England To Ditch Mandatory Vaccination Requirements For NHS Healthcare Workers
English Health secretary Sajid Javid has announced that the government will revoke mandatory vaccination requirements for frontline NHS staff in England. Unvaccinated staff have faced dismissal which in turn have prompted protests against the policy from the citizenry as well as many NHS workers.
According to the BBC, "The government has been under pressure from some within the health service to scrap the mandate, arguing that it would lead to a staffing crisis." This has been a common theme around the world. We've reported on multiple incidents where vaccine mandates have led to staff shortages, like in British Columbia, Canada, for example. Some hospitals have even had to close sections like maternity wards due to vaccine mandates. For the same reasons, many healthcare facilities in Michigan are allowing healthcare workers who have acquired natural immunity through previous infection to continue working.
Even if unvaccinated healthcare workers are in the minority, it's still significant enough to cause issues.
The Royal College of Midwives - which welcomed the suspension of the policy - had warned it could have a "catastrophic impact" on maternity services, while the Royal College of GPs and Royal College of Nursing had called for the deadline to be delayed.

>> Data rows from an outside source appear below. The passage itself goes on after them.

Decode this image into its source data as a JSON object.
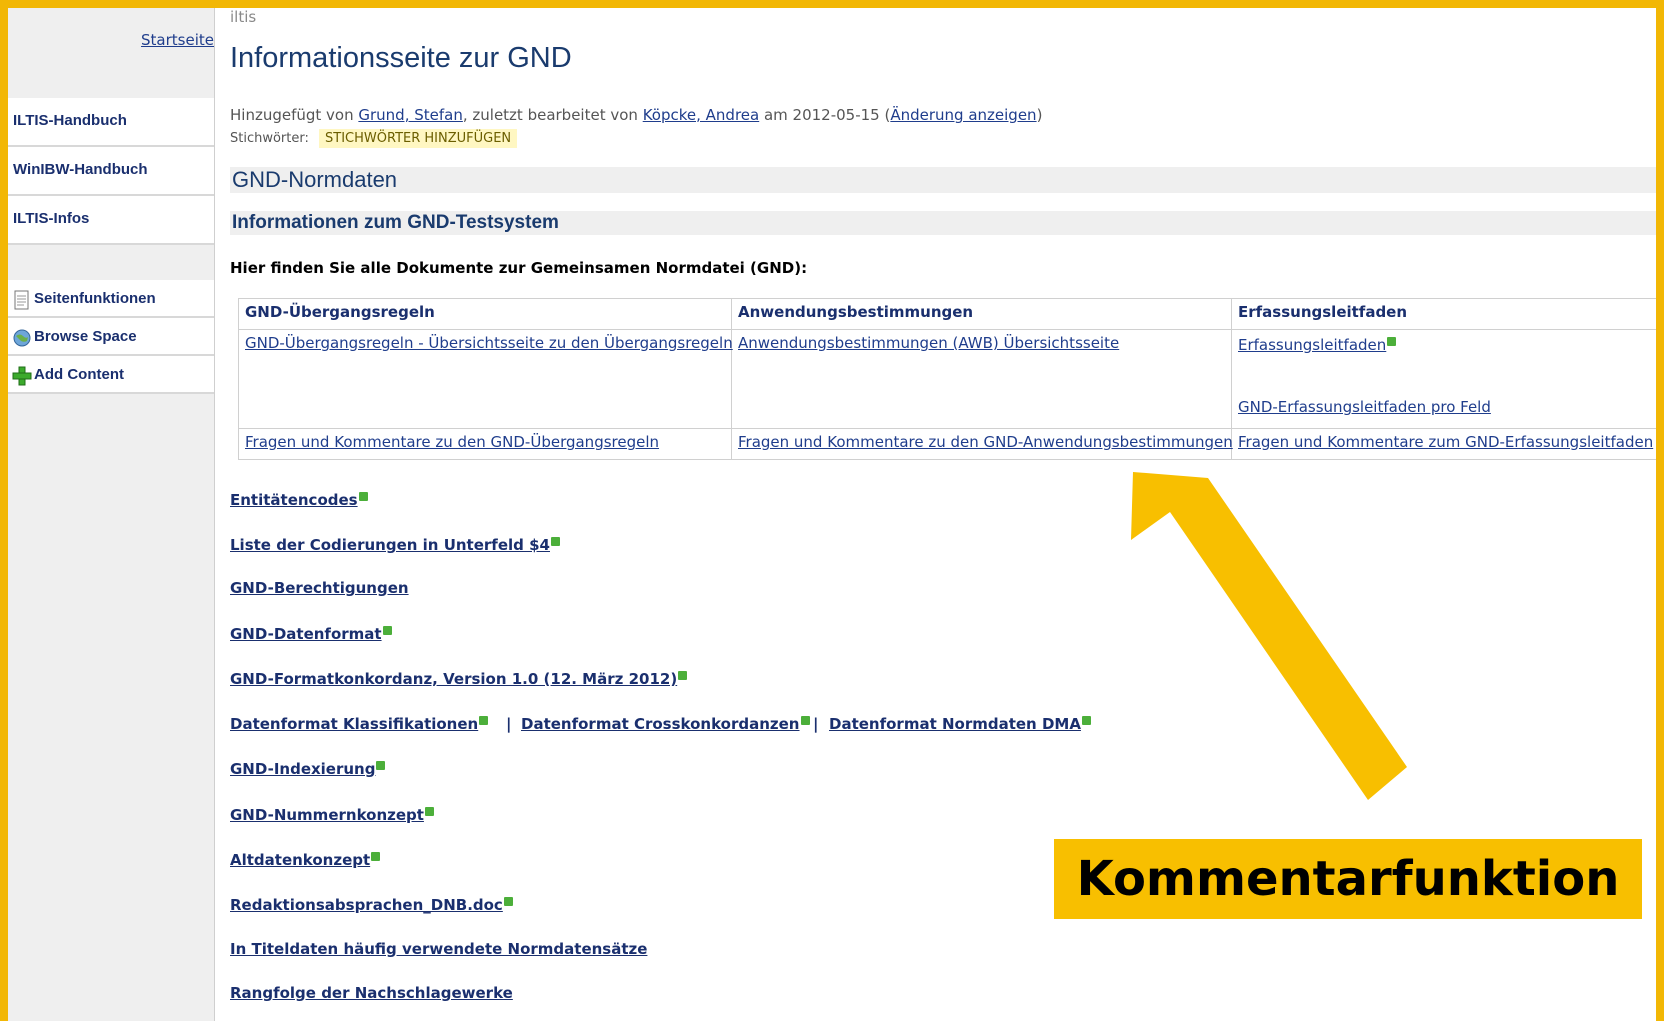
{
  "sidebar": {
    "home_link": "Startseite",
    "nav_items": [
      "ILTIS-Handbuch",
      "WinIBW-Handbuch",
      "ILTIS-Infos"
    ],
    "functions": [
      {
        "label": "Seitenfunktionen",
        "icon": "page-icon"
      },
      {
        "label": "Browse Space",
        "icon": "globe-icon"
      },
      {
        "label": "Add Content",
        "icon": "plus-icon"
      }
    ]
  },
  "page": {
    "space_name": "iltis",
    "title": "Informationsseite zur GND",
    "meta": {
      "added_by_prefix": "Hinzugefügt von ",
      "author": "Grund, Stefan",
      "edited_prefix": ", zuletzt bearbeitet von ",
      "editor": "Köpcke, Andrea",
      "date_text": " am 2012-05-15  (",
      "show_change": "Änderung anzeigen",
      "close_paren": ")"
    },
    "labels_title": "Stichwörter:",
    "add_labels": "STICHWÖRTER HINZUFÜGEN",
    "heading1": "GND-Normdaten",
    "heading2": "Informationen zum GND-Testsystem",
    "intro": "Hier finden Sie alle Dokumente zur Gemeinsamen Normdatei (GND):"
  },
  "table": {
    "headers": [
      "GND-Übergangsregeln",
      "Anwendungsbestimmungen",
      "Erfassungsleitfaden"
    ],
    "row1": {
      "col1": "GND-Übergangsregeln - Übersichtsseite zu den Übergangsregeln",
      "col2": "Anwendungsbestimmungen (AWB) Übersichtsseite",
      "col3a": "Erfassungsleitfaden",
      "col3b": "GND-Erfassungsleitfaden pro Feld"
    },
    "row2": {
      "col1": "Fragen und Kommentare zu den GND-Übergangsregeln",
      "col2": "Fragen und Kommentare zu den GND-Anwendungsbestimmungen",
      "col3": "Fragen und Kommentare zum GND-Erfassungsleitfaden"
    }
  },
  "links": {
    "entitaetencodes": "Entitätencodes",
    "codierungen": "Liste der Codierungen in Unterfeld $4",
    "berechtigungen": "GND-Berechtigungen",
    "datenformat": "GND-Datenformat",
    "formatkonkordanz": "GND-Formatkonkordanz, Version 1.0 (12. März 2012)",
    "df_klassifikationen": "Datenformat Klassifikationen",
    "df_separator": "|",
    "df_crosskonkordanzen": "Datenformat Crosskonkordanzen",
    "df_normdaten_dma": "Datenformat Normdaten DMA",
    "indexierung": "GND-Indexierung",
    "nummernkonzept": "GND-Nummernkonzept",
    "altdatenkonzept": "Altdatenkonzept",
    "redaktionsabsprachen": "Redaktionsabsprachen_DNB.doc",
    "titeldaten": "In Titeldaten häufig verwendete Normdatensätze",
    "rangfolge": "Rangfolge der Nachschlagewerke"
  },
  "annotation": {
    "label": "Kommentarfunktion",
    "color": "#f8bf00"
  }
}
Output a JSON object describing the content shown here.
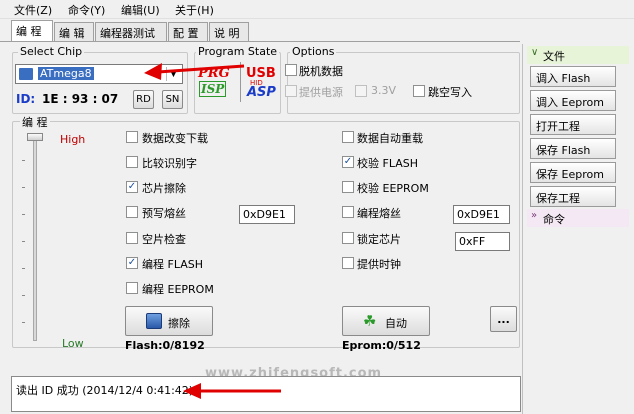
{
  "menu": [
    "文件(Z)",
    "命令(Y)",
    "编辑(U)",
    "关于(H)"
  ],
  "tabs": [
    "编 程",
    "编 辑",
    "编程器测试",
    "配 置",
    "说 明"
  ],
  "select_chip": {
    "title": "Select Chip",
    "chip": "ATmega8",
    "id_label": "ID:",
    "id_value": "1E : 93 : 07",
    "rd": "RD",
    "sn": "SN"
  },
  "program_state": {
    "title": "Program State",
    "prg": "PRG",
    "isp": "ISP",
    "usb": "USB",
    "hid": "HID",
    "asp": "ASP"
  },
  "options": {
    "title": "Options",
    "items": [
      {
        "label": "脱机数据",
        "checked": false,
        "disabled": false
      },
      {
        "label": "提供电源",
        "checked": false,
        "disabled": true
      },
      {
        "label": "3.3V",
        "checked": false,
        "disabled": true
      },
      {
        "label": "跳空写入",
        "checked": false,
        "disabled": false
      }
    ]
  },
  "program": {
    "title": "编 程",
    "high": "High",
    "low": "Low",
    "left_checks": [
      {
        "label": "数据改变下载",
        "checked": false
      },
      {
        "label": "比较识别字",
        "checked": false
      },
      {
        "label": "芯片擦除",
        "checked": true
      },
      {
        "label": "预写熔丝",
        "checked": false
      },
      {
        "label": "空片检查",
        "checked": false
      },
      {
        "label": "编程 FLASH",
        "checked": true
      },
      {
        "label": "编程 EEPROM",
        "checked": false
      }
    ],
    "right_checks": [
      {
        "label": "数据自动重载",
        "checked": false
      },
      {
        "label": "校验 FLASH",
        "checked": true
      },
      {
        "label": "校验 EEPROM",
        "checked": false
      },
      {
        "label": "编程熔丝",
        "checked": false
      },
      {
        "label": "锁定芯片",
        "checked": false
      },
      {
        "label": "提供时钟",
        "checked": false
      }
    ],
    "fuse_left": "0xD9E1",
    "fuse_right": "0xD9E1",
    "lock": "0xFF",
    "erase_btn": "擦除",
    "auto_btn": "自动",
    "more_btn": "...",
    "flash_info": "Flash:0/8192",
    "eprom_info": "Eprom:0/512"
  },
  "log": {
    "line": "读出 ID 成功 (2014/12/4 0:41:42)",
    "watermark": "www.zhifengsoft.com"
  },
  "side": {
    "file_header": "文件",
    "buttons": [
      "调入 Flash",
      "调入 Eeprom",
      "打开工程",
      "保存 Flash",
      "保存 Eeprom",
      "保存工程"
    ],
    "cmd_header": "命令"
  },
  "colors": {
    "accent": "#3a6ec0",
    "red": "#e00000",
    "side_header": "#e8f4d8"
  }
}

Javid (Health Secretary) stated that originally, the vaccine mandate was a good thing, necessary and "makes no apology for it." He claimed that that changes in the virus have made it so that vaccines are not needed to be a requirement, and that the government can revisit the policy again if the virus changes into something that requires them to do so.
Vaccine mandates have been causing controversy since they were announced. The UK has also removed all mandatory vaccination requirements/passport requirements for the citizenry. A few other countries, like the Cheque Republic have done the same.

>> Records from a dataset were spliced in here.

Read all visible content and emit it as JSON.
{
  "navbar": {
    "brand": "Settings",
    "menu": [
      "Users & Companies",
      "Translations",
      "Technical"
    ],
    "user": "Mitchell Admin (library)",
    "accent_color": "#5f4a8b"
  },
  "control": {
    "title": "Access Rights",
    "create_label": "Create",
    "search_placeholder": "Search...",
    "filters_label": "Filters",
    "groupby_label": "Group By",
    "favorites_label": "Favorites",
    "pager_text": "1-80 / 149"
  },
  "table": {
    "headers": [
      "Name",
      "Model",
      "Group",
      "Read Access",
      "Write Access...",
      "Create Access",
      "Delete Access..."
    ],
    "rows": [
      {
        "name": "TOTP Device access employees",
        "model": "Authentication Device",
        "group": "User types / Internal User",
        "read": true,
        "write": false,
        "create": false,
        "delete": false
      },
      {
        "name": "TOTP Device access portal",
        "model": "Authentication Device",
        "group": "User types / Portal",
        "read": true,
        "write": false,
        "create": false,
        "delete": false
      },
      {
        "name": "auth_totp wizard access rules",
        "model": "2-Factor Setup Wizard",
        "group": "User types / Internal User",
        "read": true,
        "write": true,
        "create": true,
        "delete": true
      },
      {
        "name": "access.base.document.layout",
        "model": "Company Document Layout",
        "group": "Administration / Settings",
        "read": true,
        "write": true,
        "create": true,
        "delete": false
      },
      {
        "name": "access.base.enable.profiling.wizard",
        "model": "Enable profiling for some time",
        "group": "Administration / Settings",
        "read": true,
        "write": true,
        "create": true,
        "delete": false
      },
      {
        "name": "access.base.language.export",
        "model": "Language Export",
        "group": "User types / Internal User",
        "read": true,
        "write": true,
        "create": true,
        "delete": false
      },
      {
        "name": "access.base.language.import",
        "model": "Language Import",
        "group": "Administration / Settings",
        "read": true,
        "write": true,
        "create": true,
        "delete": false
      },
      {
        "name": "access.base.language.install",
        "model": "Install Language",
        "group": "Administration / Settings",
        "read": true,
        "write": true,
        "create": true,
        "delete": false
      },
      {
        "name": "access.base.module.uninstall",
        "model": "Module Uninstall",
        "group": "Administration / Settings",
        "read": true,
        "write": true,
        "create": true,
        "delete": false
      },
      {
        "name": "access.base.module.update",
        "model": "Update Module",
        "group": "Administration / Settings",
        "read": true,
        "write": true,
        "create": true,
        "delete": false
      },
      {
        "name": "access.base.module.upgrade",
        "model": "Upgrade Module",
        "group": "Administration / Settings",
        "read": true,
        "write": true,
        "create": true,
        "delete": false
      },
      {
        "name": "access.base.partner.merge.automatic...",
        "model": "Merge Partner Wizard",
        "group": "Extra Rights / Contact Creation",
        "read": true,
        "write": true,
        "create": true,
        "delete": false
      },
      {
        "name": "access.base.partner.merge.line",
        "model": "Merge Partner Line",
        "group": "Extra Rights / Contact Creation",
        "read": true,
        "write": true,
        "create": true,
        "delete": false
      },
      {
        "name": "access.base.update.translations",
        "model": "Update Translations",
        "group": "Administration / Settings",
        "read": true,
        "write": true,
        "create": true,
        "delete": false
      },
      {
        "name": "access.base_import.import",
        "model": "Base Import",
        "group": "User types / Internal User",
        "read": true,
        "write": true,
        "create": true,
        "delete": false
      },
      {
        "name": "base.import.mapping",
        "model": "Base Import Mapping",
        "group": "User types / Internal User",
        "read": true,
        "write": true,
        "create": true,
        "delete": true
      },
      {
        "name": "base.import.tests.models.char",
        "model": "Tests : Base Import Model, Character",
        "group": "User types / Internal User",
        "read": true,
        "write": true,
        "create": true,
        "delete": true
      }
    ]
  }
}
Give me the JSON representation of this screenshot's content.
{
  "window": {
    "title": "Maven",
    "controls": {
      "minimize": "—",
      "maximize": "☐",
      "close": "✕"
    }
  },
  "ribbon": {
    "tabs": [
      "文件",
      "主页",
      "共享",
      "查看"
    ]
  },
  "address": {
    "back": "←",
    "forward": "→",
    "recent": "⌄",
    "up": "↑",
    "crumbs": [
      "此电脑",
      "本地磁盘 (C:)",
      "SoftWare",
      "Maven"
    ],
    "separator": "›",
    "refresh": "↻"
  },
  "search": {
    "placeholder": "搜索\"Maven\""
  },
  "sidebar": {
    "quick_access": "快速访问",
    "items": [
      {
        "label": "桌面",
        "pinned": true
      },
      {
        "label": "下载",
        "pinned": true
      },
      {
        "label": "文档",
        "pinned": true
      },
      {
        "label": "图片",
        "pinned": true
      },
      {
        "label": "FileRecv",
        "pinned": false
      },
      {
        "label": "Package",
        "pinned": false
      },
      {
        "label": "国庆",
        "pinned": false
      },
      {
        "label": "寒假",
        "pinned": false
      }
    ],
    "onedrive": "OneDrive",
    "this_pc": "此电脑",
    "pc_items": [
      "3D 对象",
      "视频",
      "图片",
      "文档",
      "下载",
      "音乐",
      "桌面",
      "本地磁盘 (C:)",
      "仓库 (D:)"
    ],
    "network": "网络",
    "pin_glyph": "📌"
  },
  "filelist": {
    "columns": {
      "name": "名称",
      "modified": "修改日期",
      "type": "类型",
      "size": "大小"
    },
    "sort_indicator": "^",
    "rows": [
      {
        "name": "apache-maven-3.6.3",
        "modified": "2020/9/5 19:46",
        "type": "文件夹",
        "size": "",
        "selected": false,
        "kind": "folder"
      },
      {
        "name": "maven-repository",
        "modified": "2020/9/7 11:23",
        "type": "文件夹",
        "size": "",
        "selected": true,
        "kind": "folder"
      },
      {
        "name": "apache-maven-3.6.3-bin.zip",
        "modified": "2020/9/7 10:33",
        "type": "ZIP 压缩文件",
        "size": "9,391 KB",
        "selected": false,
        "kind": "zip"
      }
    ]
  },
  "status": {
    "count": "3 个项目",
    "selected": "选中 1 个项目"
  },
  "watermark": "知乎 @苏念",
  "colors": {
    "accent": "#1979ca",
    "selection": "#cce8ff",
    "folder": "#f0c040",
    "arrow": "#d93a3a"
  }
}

Massive protests are erupting all over the globe calling for governments to repeal vaccine mandates. This is due to the power of natural immunity, COVID vaccine injuries, COVID vaccines failure to stop the transmission of the virus, the severity/survival rate of COVID and above all, ethics and morality.
This is clearly not a "pandemic of the unvaccinated." Perhaps encouraging citizens to be vaccinated, and encouraging citizens to also not discriminate against those who refuse to do so would have been a better approach, like we saw in Japan.